Damages: Potential loss of trade secrets and research. Cost of reconfiguring internet infrastructure and information systems at infiltrated institutions.
Iran in US: DDoS of financial sector 2012-2013
Method: Encrypted DDoS Attacks
Summary: Though a group called Izz ad-Din al-Qassam (Freedom Fighters) claimed this attack as retaliation for a video that mocked Muhammad, US officials believe that is only a front for Iran. In this attack numerous clouds — groups of thousands of networked servers — were hijacked using malware called Itsoknoproblembro. These clouds and public internet providers from around the world were then pointed towards large banking sites to make encryption requests. Different from traditional DDoS attacks, encryption requests consume more networking power and thus were harder to mitigate.

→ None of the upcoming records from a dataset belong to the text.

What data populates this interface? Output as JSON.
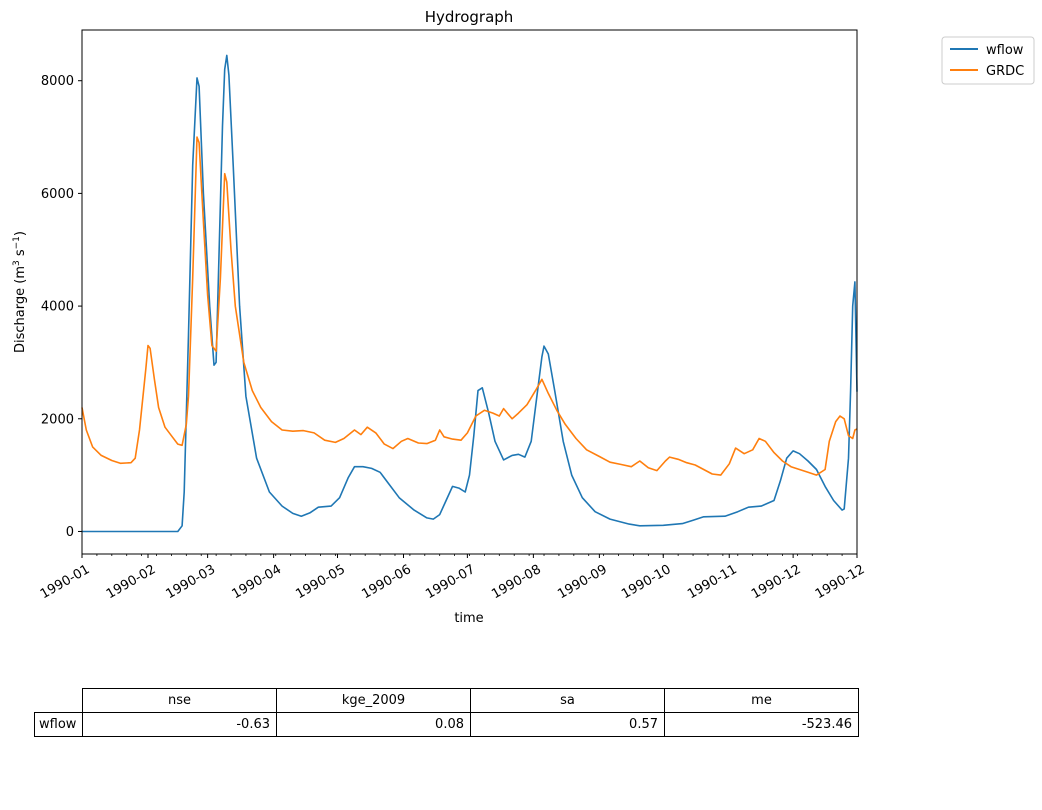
{
  "chart_data": {
    "type": "line",
    "title": "Hydrograph",
    "xlabel": "time",
    "ylabel": "Discharge (m³ s⁻¹)",
    "ylabel_parts": {
      "pre": "Discharge (m",
      "sup1": "3",
      "mid": " s",
      "sup2": "−1",
      "post": ")"
    },
    "x_axis_type": "date",
    "xlim": [
      "1990-01-01",
      "1990-12-31"
    ],
    "ylim": [
      -400,
      8900
    ],
    "x_ticks": [
      "1990-01",
      "1990-02",
      "1990-03",
      "1990-04",
      "1990-05",
      "1990-06",
      "1990-07",
      "1990-08",
      "1990-09",
      "1990-10",
      "1990-11",
      "1990-12",
      "1990-12"
    ],
    "x_tick_dates": [
      "1990-01-01",
      "1990-02-01",
      "1990-03-01",
      "1990-04-01",
      "1990-05-01",
      "1990-06-01",
      "1990-07-01",
      "1990-08-01",
      "1990-09-01",
      "1990-10-01",
      "1990-11-01",
      "1990-12-01",
      "1990-12-31"
    ],
    "y_ticks": [
      0,
      2000,
      4000,
      6000,
      8000
    ],
    "y_tick_labels": [
      "0",
      "2000",
      "4000",
      "6000",
      "8000"
    ],
    "grid": false,
    "legend_position": "outside top-right",
    "series": [
      {
        "name": "wflow",
        "color": "#1f77b4",
        "points": [
          [
            "1990-01-01",
            0
          ],
          [
            "1990-01-15",
            0
          ],
          [
            "1990-02-01",
            0
          ],
          [
            "1990-02-15",
            0
          ],
          [
            "1990-02-17",
            100
          ],
          [
            "1990-02-18",
            700
          ],
          [
            "1990-02-20",
            3500
          ],
          [
            "1990-02-22",
            6500
          ],
          [
            "1990-02-24",
            8050
          ],
          [
            "1990-02-25",
            7900
          ],
          [
            "1990-02-27",
            6000
          ],
          [
            "1990-03-02",
            4000
          ],
          [
            "1990-03-04",
            2950
          ],
          [
            "1990-03-05",
            3000
          ],
          [
            "1990-03-08",
            7200
          ],
          [
            "1990-03-09",
            8200
          ],
          [
            "1990-03-10",
            8450
          ],
          [
            "1990-03-11",
            8100
          ],
          [
            "1990-03-13",
            6500
          ],
          [
            "1990-03-16",
            4000
          ],
          [
            "1990-03-19",
            2400
          ],
          [
            "1990-03-24",
            1300
          ],
          [
            "1990-03-30",
            700
          ],
          [
            "1990-04-05",
            450
          ],
          [
            "1990-04-10",
            320
          ],
          [
            "1990-04-14",
            270
          ],
          [
            "1990-04-18",
            330
          ],
          [
            "1990-04-22",
            430
          ],
          [
            "1990-04-28",
            450
          ],
          [
            "1990-05-02",
            600
          ],
          [
            "1990-05-06",
            950
          ],
          [
            "1990-05-09",
            1150
          ],
          [
            "1990-05-13",
            1150
          ],
          [
            "1990-05-17",
            1120
          ],
          [
            "1990-05-21",
            1050
          ],
          [
            "1990-05-25",
            850
          ],
          [
            "1990-05-30",
            600
          ],
          [
            "1990-06-06",
            380
          ],
          [
            "1990-06-12",
            240
          ],
          [
            "1990-06-15",
            220
          ],
          [
            "1990-06-18",
            300
          ],
          [
            "1990-06-21",
            550
          ],
          [
            "1990-06-24",
            800
          ],
          [
            "1990-06-27",
            770
          ],
          [
            "1990-06-30",
            700
          ],
          [
            "1990-07-02",
            1000
          ],
          [
            "1990-07-04",
            1700
          ],
          [
            "1990-07-06",
            2500
          ],
          [
            "1990-07-08",
            2550
          ],
          [
            "1990-07-11",
            2100
          ],
          [
            "1990-07-14",
            1600
          ],
          [
            "1990-07-18",
            1270
          ],
          [
            "1990-07-22",
            1350
          ],
          [
            "1990-07-25",
            1370
          ],
          [
            "1990-07-28",
            1320
          ],
          [
            "1990-07-31",
            1600
          ],
          [
            "1990-08-03",
            2500
          ],
          [
            "1990-08-05",
            3100
          ],
          [
            "1990-08-06",
            3290
          ],
          [
            "1990-08-08",
            3150
          ],
          [
            "1990-08-11",
            2500
          ],
          [
            "1990-08-15",
            1600
          ],
          [
            "1990-08-19",
            1000
          ],
          [
            "1990-08-24",
            600
          ],
          [
            "1990-08-30",
            350
          ],
          [
            "1990-09-06",
            220
          ],
          [
            "1990-09-15",
            130
          ],
          [
            "1990-09-20",
            100
          ],
          [
            "1990-10-01",
            110
          ],
          [
            "1990-10-10",
            140
          ],
          [
            "1990-10-15",
            200
          ],
          [
            "1990-10-20",
            260
          ],
          [
            "1990-10-30",
            270
          ],
          [
            "1990-11-05",
            350
          ],
          [
            "1990-11-10",
            430
          ],
          [
            "1990-11-16",
            450
          ],
          [
            "1990-11-22",
            550
          ],
          [
            "1990-11-25",
            900
          ],
          [
            "1990-11-28",
            1300
          ],
          [
            "1990-12-01",
            1430
          ],
          [
            "1990-12-04",
            1380
          ],
          [
            "1990-12-08",
            1250
          ],
          [
            "1990-12-12",
            1100
          ],
          [
            "1990-12-16",
            800
          ],
          [
            "1990-12-20",
            550
          ],
          [
            "1990-12-24",
            380
          ],
          [
            "1990-12-25",
            400
          ],
          [
            "1990-12-27",
            1300
          ],
          [
            "1990-12-28",
            2500
          ],
          [
            "1990-12-29",
            4000
          ],
          [
            "1990-12-30",
            4430
          ],
          [
            "1990-12-31",
            2480
          ]
        ]
      },
      {
        "name": "GRDC",
        "color": "#ff7f0e",
        "points": [
          [
            "1990-01-01",
            2200
          ],
          [
            "1990-01-03",
            1800
          ],
          [
            "1990-01-06",
            1500
          ],
          [
            "1990-01-10",
            1350
          ],
          [
            "1990-01-15",
            1260
          ],
          [
            "1990-01-19",
            1210
          ],
          [
            "1990-01-24",
            1220
          ],
          [
            "1990-01-26",
            1300
          ],
          [
            "1990-01-28",
            1800
          ],
          [
            "1990-01-31",
            2900
          ],
          [
            "1990-02-01",
            3300
          ],
          [
            "1990-02-02",
            3250
          ],
          [
            "1990-02-04",
            2700
          ],
          [
            "1990-02-06",
            2200
          ],
          [
            "1990-02-09",
            1850
          ],
          [
            "1990-02-12",
            1700
          ],
          [
            "1990-02-15",
            1550
          ],
          [
            "1990-02-17",
            1530
          ],
          [
            "1990-02-19",
            1900
          ],
          [
            "1990-02-20",
            2400
          ],
          [
            "1990-02-22",
            4500
          ],
          [
            "1990-02-24",
            7000
          ],
          [
            "1990-02-25",
            6900
          ],
          [
            "1990-02-27",
            5500
          ],
          [
            "1990-03-01",
            4200
          ],
          [
            "1990-03-03",
            3300
          ],
          [
            "1990-03-05",
            3200
          ],
          [
            "1990-03-07",
            4500
          ],
          [
            "1990-03-09",
            6350
          ],
          [
            "1990-03-10",
            6200
          ],
          [
            "1990-03-12",
            5000
          ],
          [
            "1990-03-14",
            4000
          ],
          [
            "1990-03-18",
            3000
          ],
          [
            "1990-03-22",
            2500
          ],
          [
            "1990-03-26",
            2200
          ],
          [
            "1990-03-31",
            1950
          ],
          [
            "1990-04-05",
            1800
          ],
          [
            "1990-04-10",
            1780
          ],
          [
            "1990-04-15",
            1790
          ],
          [
            "1990-04-20",
            1750
          ],
          [
            "1990-04-25",
            1620
          ],
          [
            "1990-04-30",
            1580
          ],
          [
            "1990-05-04",
            1650
          ],
          [
            "1990-05-09",
            1800
          ],
          [
            "1990-05-12",
            1720
          ],
          [
            "1990-05-15",
            1850
          ],
          [
            "1990-05-19",
            1750
          ],
          [
            "1990-05-23",
            1550
          ],
          [
            "1990-05-27",
            1470
          ],
          [
            "1990-05-31",
            1600
          ],
          [
            "1990-06-03",
            1650
          ],
          [
            "1990-06-08",
            1570
          ],
          [
            "1990-06-12",
            1560
          ],
          [
            "1990-06-16",
            1620
          ],
          [
            "1990-06-18",
            1800
          ],
          [
            "1990-06-20",
            1680
          ],
          [
            "1990-06-24",
            1640
          ],
          [
            "1990-06-28",
            1620
          ],
          [
            "1990-07-01",
            1750
          ],
          [
            "1990-07-05",
            2050
          ],
          [
            "1990-07-09",
            2150
          ],
          [
            "1990-07-13",
            2100
          ],
          [
            "1990-07-16",
            2050
          ],
          [
            "1990-07-18",
            2180
          ],
          [
            "1990-07-22",
            2000
          ],
          [
            "1990-07-25",
            2100
          ],
          [
            "1990-07-29",
            2250
          ],
          [
            "1990-08-02",
            2500
          ],
          [
            "1990-08-05",
            2700
          ],
          [
            "1990-08-08",
            2450
          ],
          [
            "1990-08-12",
            2150
          ],
          [
            "1990-08-16",
            1900
          ],
          [
            "1990-08-21",
            1650
          ],
          [
            "1990-08-26",
            1450
          ],
          [
            "1990-09-01",
            1330
          ],
          [
            "1990-09-06",
            1230
          ],
          [
            "1990-09-11",
            1190
          ],
          [
            "1990-09-16",
            1150
          ],
          [
            "1990-09-20",
            1250
          ],
          [
            "1990-09-24",
            1130
          ],
          [
            "1990-09-28",
            1080
          ],
          [
            "1990-10-02",
            1250
          ],
          [
            "1990-10-04",
            1320
          ],
          [
            "1990-10-08",
            1280
          ],
          [
            "1990-10-12",
            1220
          ],
          [
            "1990-10-16",
            1180
          ],
          [
            "1990-10-20",
            1100
          ],
          [
            "1990-10-24",
            1020
          ],
          [
            "1990-10-28",
            1000
          ],
          [
            "1990-11-01",
            1200
          ],
          [
            "1990-11-04",
            1480
          ],
          [
            "1990-11-08",
            1380
          ],
          [
            "1990-11-12",
            1450
          ],
          [
            "1990-11-15",
            1650
          ],
          [
            "1990-11-18",
            1600
          ],
          [
            "1990-11-22",
            1400
          ],
          [
            "1990-11-26",
            1250
          ],
          [
            "1990-11-30",
            1150
          ],
          [
            "1990-12-04",
            1100
          ],
          [
            "1990-12-08",
            1050
          ],
          [
            "1990-12-12",
            1000
          ],
          [
            "1990-12-16",
            1100
          ],
          [
            "1990-12-18",
            1600
          ],
          [
            "1990-12-21",
            1950
          ],
          [
            "1990-12-23",
            2050
          ],
          [
            "1990-12-25",
            2000
          ],
          [
            "1990-12-27",
            1700
          ],
          [
            "1990-12-29",
            1650
          ],
          [
            "1990-12-30",
            1800
          ],
          [
            "1990-12-31",
            1820
          ]
        ]
      }
    ]
  },
  "metrics_table": {
    "columns": [
      "nse",
      "kge_2009",
      "sa",
      "me"
    ],
    "rows": [
      {
        "label": "wflow",
        "values": [
          "-0.63",
          "0.08",
          "0.57",
          "-523.46"
        ]
      }
    ]
  }
}
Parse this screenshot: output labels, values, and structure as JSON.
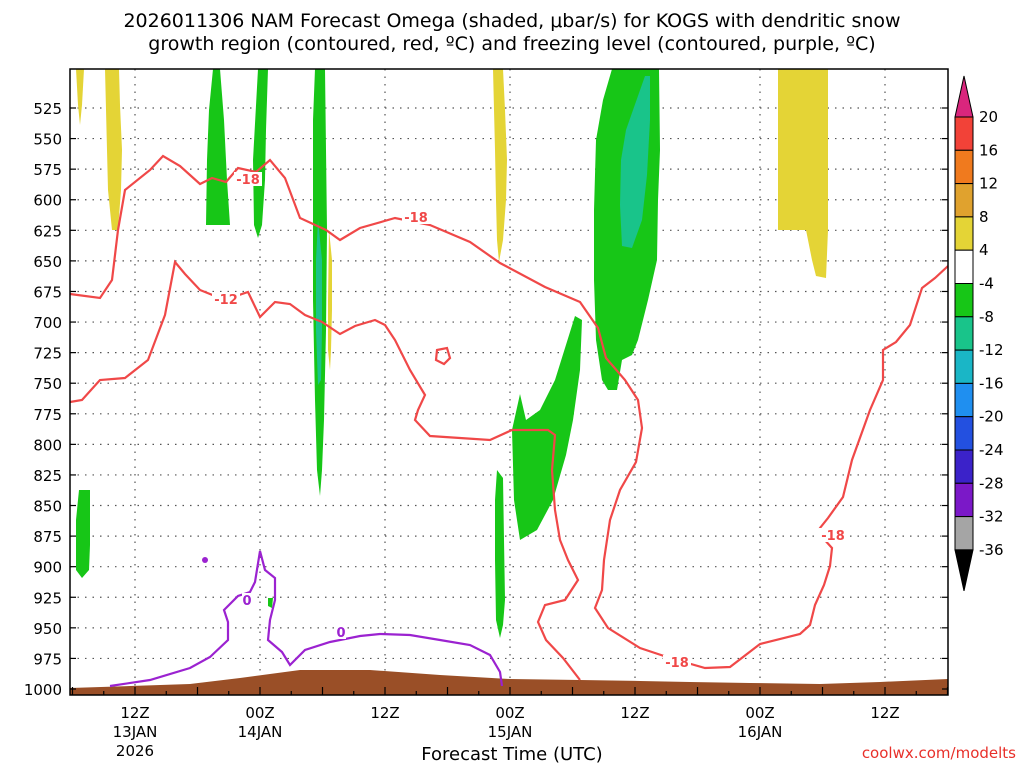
{
  "title": {
    "line1": "2026011306 NAM Forecast Omega (shaded, μbar/s) for KOGS with dendritic snow",
    "line2": "growth region (contoured, red, ºC) and freezing level (contoured, purple, ºC)"
  },
  "credit": "coolwx.com/modelts",
  "chart_data": {
    "type": "heatmap",
    "xlabel": "Forecast Time (UTC)",
    "x_range_hours": [
      0,
      84
    ],
    "y_range_mb": [
      500,
      1000
    ],
    "y_ticks": [
      525,
      550,
      575,
      600,
      625,
      650,
      675,
      700,
      725,
      750,
      775,
      800,
      825,
      850,
      875,
      900,
      925,
      950,
      975,
      1000
    ],
    "x_ticks": [
      {
        "hour": 6,
        "label": "12Z",
        "sub": "13JAN",
        "sub2": "2026"
      },
      {
        "hour": 18,
        "label": "00Z",
        "sub": "14JAN",
        "sub2": ""
      },
      {
        "hour": 30,
        "label": "12Z",
        "sub": "",
        "sub2": ""
      },
      {
        "hour": 42,
        "label": "00Z",
        "sub": "15JAN",
        "sub2": ""
      },
      {
        "hour": 54,
        "label": "12Z",
        "sub": "",
        "sub2": ""
      },
      {
        "hour": 66,
        "label": "00Z",
        "sub": "16JAN",
        "sub2": ""
      },
      {
        "hour": 78,
        "label": "12Z",
        "sub": "",
        "sub2": ""
      }
    ],
    "colorbar": {
      "levels": [
        20,
        16,
        12,
        8,
        4,
        -4,
        -8,
        -12,
        -16,
        -20,
        -24,
        -28,
        -32,
        -36
      ],
      "colors": [
        "#d9267d",
        "#f24238",
        "#f07a1e",
        "#e0a22e",
        "#e4d436",
        "#ffffff",
        "#17c617",
        "#19c48a",
        "#1ab6c6",
        "#1f8ff0",
        "#2350e0",
        "#3b22c9",
        "#7b18c8",
        "#a5a5a5",
        "#000000"
      ]
    },
    "contour_labels": {
      "red": [
        {
          "text": "-18",
          "x": 248,
          "y": 181
        },
        {
          "text": "-18",
          "x": 416,
          "y": 219
        },
        {
          "text": "-12",
          "x": 226,
          "y": 301
        },
        {
          "text": "-18",
          "x": 833,
          "y": 537
        },
        {
          "text": "-18",
          "x": 677,
          "y": 664
        }
      ],
      "purple": [
        {
          "text": "0",
          "x": 247,
          "y": 602
        },
        {
          "text": "0",
          "x": 341,
          "y": 634
        }
      ]
    },
    "colors": {
      "dsgz": "#f04848",
      "freezing": "#9b22d0",
      "ground": "#9a4f27",
      "green": "#17c617",
      "teal": "#19c48a",
      "yellow": "#e4d436"
    }
  }
}
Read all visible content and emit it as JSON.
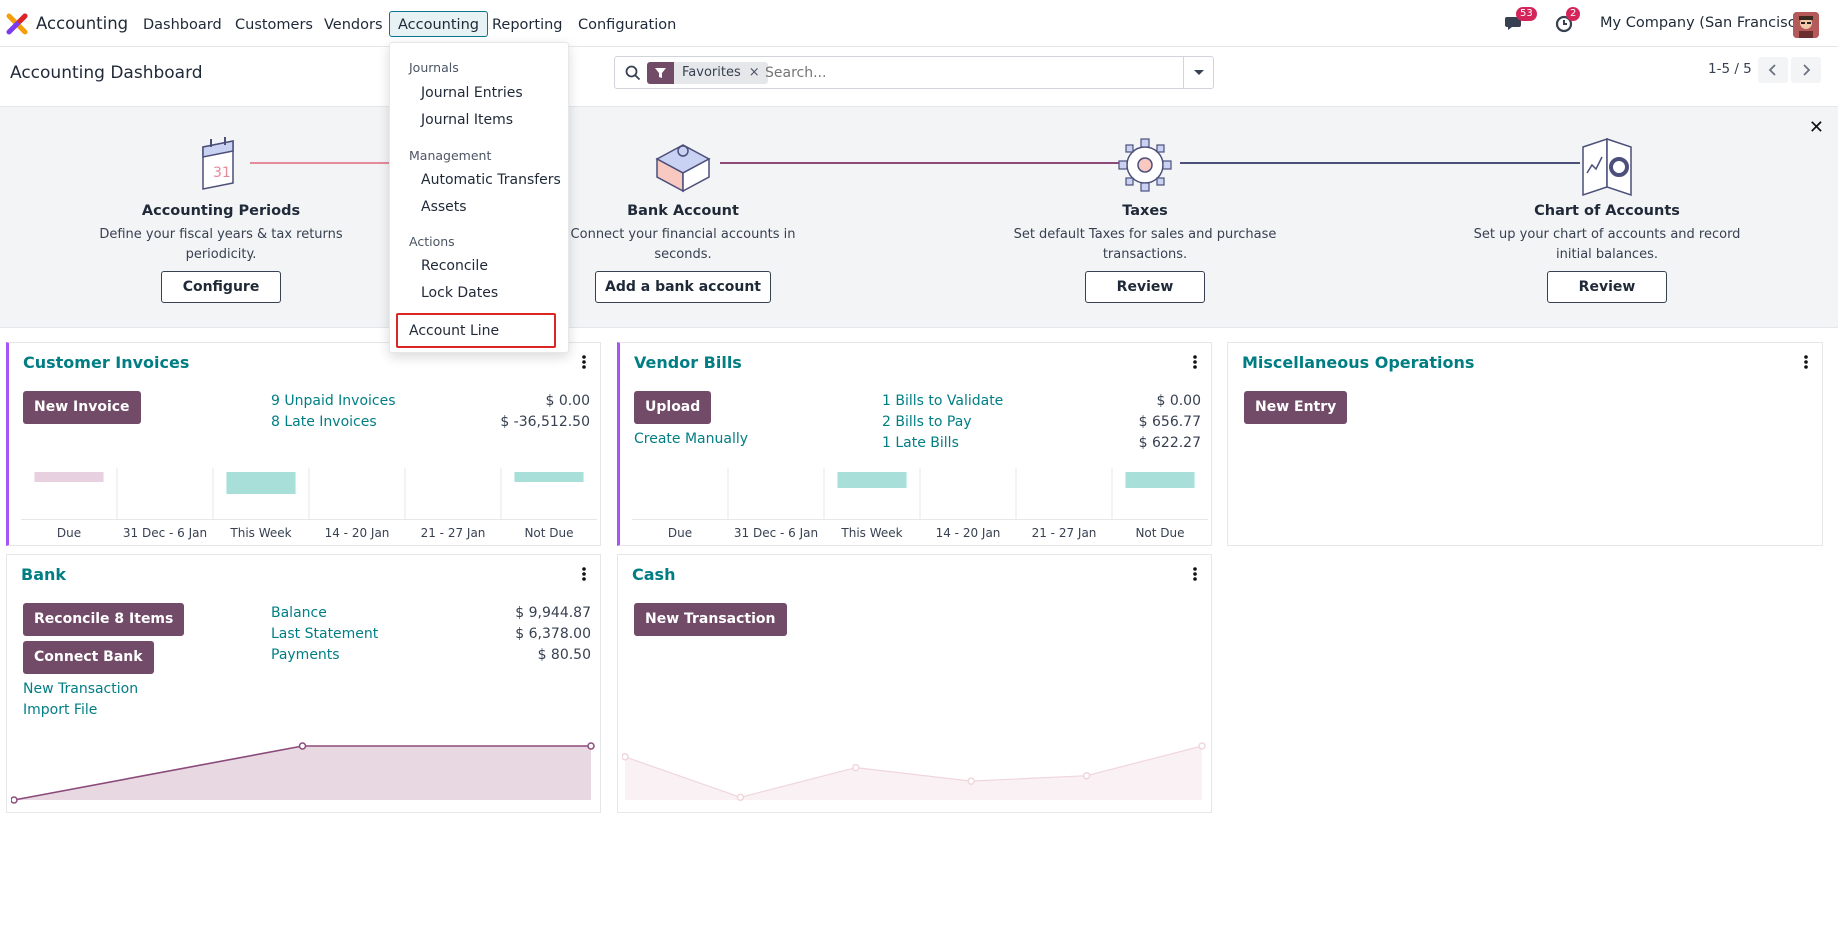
{
  "nav": {
    "app_name": "Accounting",
    "items": [
      "Dashboard",
      "Customers",
      "Vendors",
      "Accounting",
      "Reporting",
      "Configuration"
    ],
    "active": "Accounting",
    "messages_badge": "53",
    "activities_badge": "2",
    "company": "My Company (San Francisco)"
  },
  "control": {
    "title": "Accounting Dashboard",
    "facet": "Favorites",
    "search_placeholder": "Search...",
    "pager": "1-5 / 5"
  },
  "dropdown": {
    "sections": [
      {
        "header": "Journals",
        "items": [
          "Journal Entries",
          "Journal Items"
        ]
      },
      {
        "header": "Management",
        "items": [
          "Automatic Transfers",
          "Assets"
        ]
      },
      {
        "header": "Actions",
        "items": [
          "Reconcile",
          "Lock Dates"
        ]
      }
    ],
    "highlighted": "Account Line"
  },
  "onboarding": {
    "steps": [
      {
        "title": "Accounting Periods",
        "desc": [
          "Define your fiscal years & tax returns",
          "periodicity."
        ],
        "button": "Configure"
      },
      {
        "title": "Bank Account",
        "desc": [
          "Connect your financial accounts in",
          "seconds."
        ],
        "button": "Add a bank account"
      },
      {
        "title": "Taxes",
        "desc": [
          "Set default Taxes for sales and purchase",
          "transactions."
        ],
        "button": "Review"
      },
      {
        "title": "Chart of Accounts",
        "desc": [
          "Set up your chart of accounts and record",
          "initial balances."
        ],
        "button": "Review"
      }
    ]
  },
  "cards": {
    "customer_invoices": {
      "title": "Customer Invoices",
      "button": "New Invoice",
      "rows": [
        {
          "label": "9 Unpaid Invoices",
          "amount": "$ 0.00"
        },
        {
          "label": "8 Late Invoices",
          "amount": "$ -36,512.50"
        }
      ]
    },
    "vendor_bills": {
      "title": "Vendor Bills",
      "button": "Upload",
      "create_manually": "Create Manually",
      "rows": [
        {
          "label": "1 Bills to Validate",
          "amount": "$ 0.00"
        },
        {
          "label": "2 Bills to Pay",
          "amount": "$ 656.77"
        },
        {
          "label": "1 Late Bills",
          "amount": "$ 622.27"
        }
      ]
    },
    "misc": {
      "title": "Miscellaneous Operations",
      "button": "New Entry"
    },
    "bank": {
      "title": "Bank",
      "button1": "Reconcile 8 Items",
      "button2": "Connect Bank",
      "links": [
        "New Transaction",
        "Import File"
      ],
      "rows": [
        {
          "label": "Balance",
          "amount": "$ 9,944.87"
        },
        {
          "label": "Last Statement",
          "amount": "$ 6,378.00"
        },
        {
          "label": "Payments",
          "amount": "$ 80.50"
        }
      ]
    },
    "cash": {
      "title": "Cash",
      "button": "New Transaction"
    }
  },
  "chart_data": [
    {
      "type": "bar",
      "title": "Customer Invoices",
      "categories": [
        "Due",
        "31 Dec - 6 Jan",
        "This Week",
        "14 - 20 Jan",
        "21 - 27 Jan",
        "Not Due"
      ],
      "values": [
        0.25,
        0,
        0.55,
        0,
        0,
        0.25
      ],
      "colors": [
        "#e7d1e0",
        "#a8e0d9",
        "#a8e0d9",
        "#a8e0d9",
        "#a8e0d9",
        "#a8e0d9"
      ]
    },
    {
      "type": "bar",
      "title": "Vendor Bills",
      "categories": [
        "Due",
        "31 Dec - 6 Jan",
        "This Week",
        "14 - 20 Jan",
        "21 - 27 Jan",
        "Not Due"
      ],
      "values": [
        0,
        0,
        0.4,
        0,
        0,
        0.4
      ],
      "colors": [
        "#a8e0d9",
        "#a8e0d9",
        "#a8e0d9",
        "#a8e0d9",
        "#a8e0d9",
        "#a8e0d9"
      ]
    },
    {
      "type": "area",
      "title": "Bank",
      "values": [
        0,
        1,
        1
      ],
      "color": "#8b4a7a"
    },
    {
      "type": "area",
      "title": "Cash",
      "values": [
        0.8,
        0.05,
        0.6,
        0.35,
        0.45,
        1
      ],
      "color": "#f0d6dc"
    }
  ]
}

Damages: Major disruptions to online banking capabilities of Bank of America, Citigroup, Wells Fargo, U.S. Bancorp, PNC, Capital One, Fifth Third Bank, BB&T and HSBC.
North Korea in US: Sony Pictures 2014
Method: Server Message Block Worm
Summary: This attack that US officials allege was perpetrated by North Korea involved prolonged access to Sony Pictures’ computing systems. Elements of the server message block included a listening implant, backdoor, proxy tool, destructive hard drive tool, and destructive target cleaning tool. After an initial attack that rendered some employee’s computers inoperable the group responsible emailed executives at Sony demanding payment in exchange for not upping the ante. Probably regarded as spam, the attack continued leading to up to 10 terabytes of stolen data as well as a number of destroyed databases.
Damages: Sony Pictures set aside $15 million in the Q1 of 2015 to deal with damages. Though some damages are harder to calculate. An un-released motion picture (the Interview) was leaked, and 47,000 Social Security Numbers along with personal information about employees.